The presented investigation tackles a relevant problem in additive manufacturing, however, from my perspective there are some critical issues that must be addressed.

Major:

- Please point out the novelity of the presented approach, since there are a myriade of investigantions and publications following the exact same approach using ANNs for defect analysis in additive manufacturing

- Here, I also feel that the state of the art section should be rewritten and consider more of this previous work.

- The variation and actual setting of the hyperparamter variation and the adaption of the architectrue should be discussed in more detail, especially with regard to the taken values.

- Individual human experts should not be used as a measure of quality for Machine Learning models

Minor:

- Font sizes in figures should be adapted, since most of the text is not readable.

- Quality of the figures should be reconsidered.

- Numbering and referencing of the figures is not correct.

Author Response

Thank you for your valuable feedback and comments. Please read the following responses related to your remarks:

Major:

  • The purpose of the research is to thoroughly investigate a well-known architecture and systematically find the bottlenecks for improving the accuracy. We showed that the major bottleneck is the "uncertainty of the labeled data" and without addressing this problem first, designing new architectures will not lead to substantial improvement. This has been stated in the abstract, introduction, results, and convolution sections.
  • The few last paragraphs of the introduction section are rewritten, per the reviewer's suggestion.
  • I'm not sure if I understood the reviewer's comment correctly. However, the discussion about selecting the hyperparameters is added to the manuscript.
    • In section 4.2 data preparation: The selected images contain all the color contrast and morphological features that need to be learned by the network.
    • In section 4.2 data preparation: Preliminary test runs show that this patch size can encompass the morphological characteristics of both crack and pore features.
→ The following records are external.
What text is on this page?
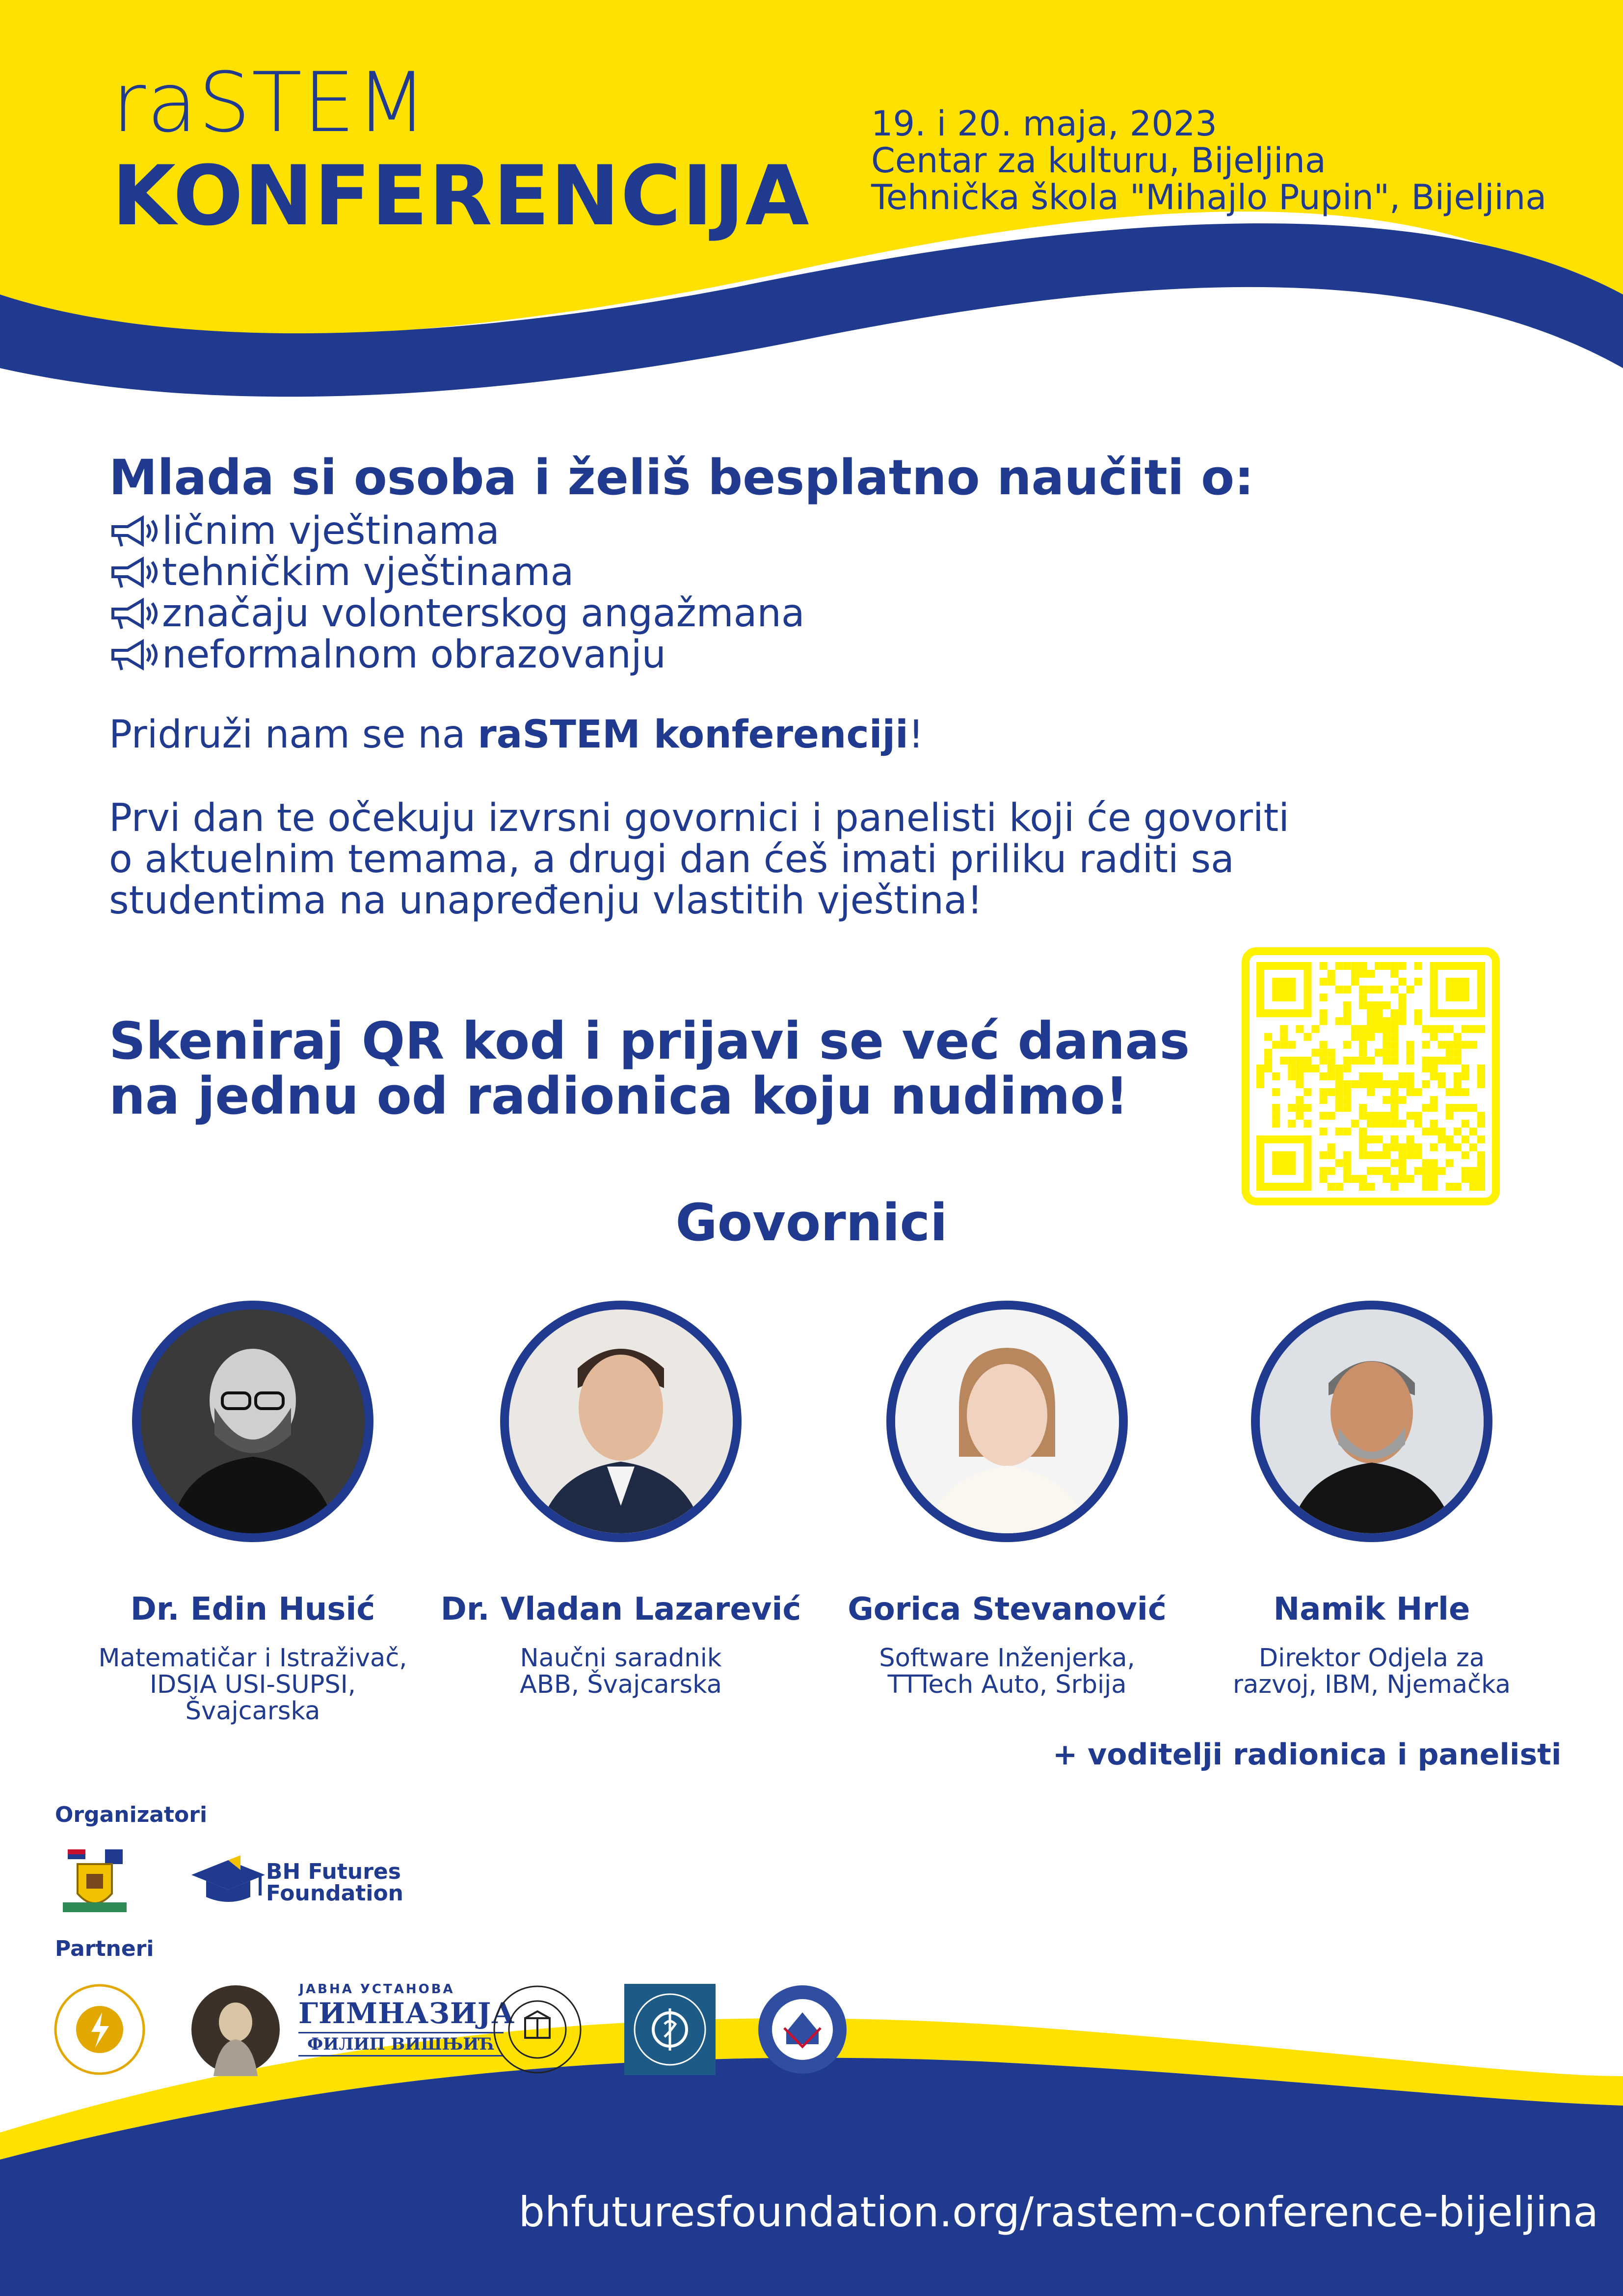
raSTEM
KONFERENCIJA
19. i 20. maja, 2023
Centar za kulturu, Bijeljina
Tehnička škola "Mihajlo Pupin", Bijeljina
Mlada si osoba i želiš besplatno naučiti o:
ličnim vještinama
tehničkim vještinama
značaju volonterskog angažmana
neformalnom obrazovanju
Pridruži nam se na raSTEM konferenciji!
Prvi dan te očekuju izvrsni govornici i panelisti koji će govoriti
o aktuelnim temama, a drugi dan ćeš imati priliku raditi sa
studentima na unapređenju vlastitih vještina!
Skeniraj QR kod i prijavi se već danas
na jednu od radionica koju nudimo!
Govornici
Dr. Edin Husić
Matematičar i Istraživač,
IDSIA USI-SUPSI,
Švajcarska
Dr. Vladan Lazarević
Naučni saradnik
ABB, Švajcarska
Gorica Stevanović
Software Inženjerka,
TTTech Auto, Srbija
Namik Hrle
Direktor Odjela za
razvoj, IBM, Njemačka
+ voditelji radionica i panelisti
Organizatori
BH Futures
Foundation
Partneri
ЈАВНА УСТАНОВА
ГИМНАЗИЈА
ФИЛИП ВИШЊИЋ
bhfuturesfoundation.org/rastem-conference-bijeljina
A larger patch size will not produce enough training data while very small ones will not be able to represent the features properly.
  • We asked 5 other researchers to do the same task and the results were worse, if not the same. The reason being is the limited tool, energy, and patience for such an amount of data, which is stated in the paragraph before figure 16.

Minor:

  • Figure 1 and Figure 2 are removed, because of another reviewer's comment. The rest are modified to be readable.
  • The figures related to results are mostly vector. The first two figures are removed.
  • Corrected.

Round 2

Reviewer 3 Report

The raised issues have been included in the revised paper that now can be accepted for publication in my view.